What's a New England girl to do? Eat her fall feelings, of course. And last night, Max's Wine Dive provided me with a particularly appropriate way to do it. Salisbury steak is said to be the invention of 19th century New York physician and early low-carb evangelist James Salisbury. It's a dish that simply BREATHES northern climes. And it's something that generally exists only at home, either in your mother's kitchen, or coming out of your microwave in the form of a Hungry Man dinner.

I found it strangely charming, then, that it's a centerpiece of the new fall menu at Max's right along with similarly homey pot roast. Thankfully, the recipe has little in common with Mr. Swanson's, though I wouldn't have objected to one of those tire-flavored tiny brownies on the side. Instead, Washington Avenue location executive chef Rob Warner prepares a version that's uncommonly vegetable heavy. Peas, green beans and whole miniature carrots are bathed in a lemon-suffused beurre blanc.
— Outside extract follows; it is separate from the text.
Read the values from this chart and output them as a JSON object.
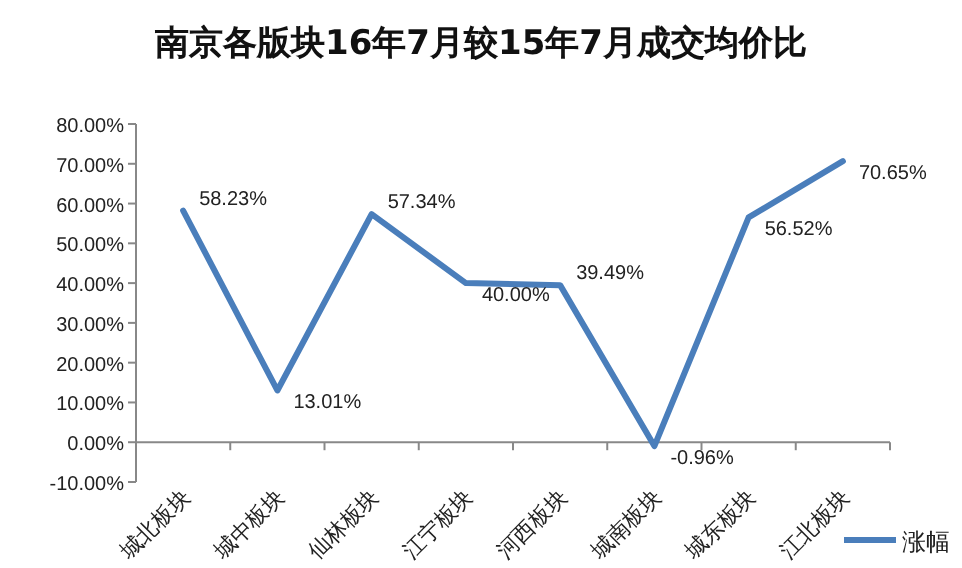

This smack of citrus informs the entire fatty plate, seeping into both truffle mashed potatoes below and mushroom gravy above. That's already enough going on that Dr. Salisbury's grill-marked beef patty and a pile of fried onions seem almost incidental. Almost.

And by the time I left dinner last night, it was at least in the 70s. I could pretend, at least for a moment, that fall had finally fallen. And if that was stretching it, at least I'd just finished my meal with a deep-fried apple-walnut pie.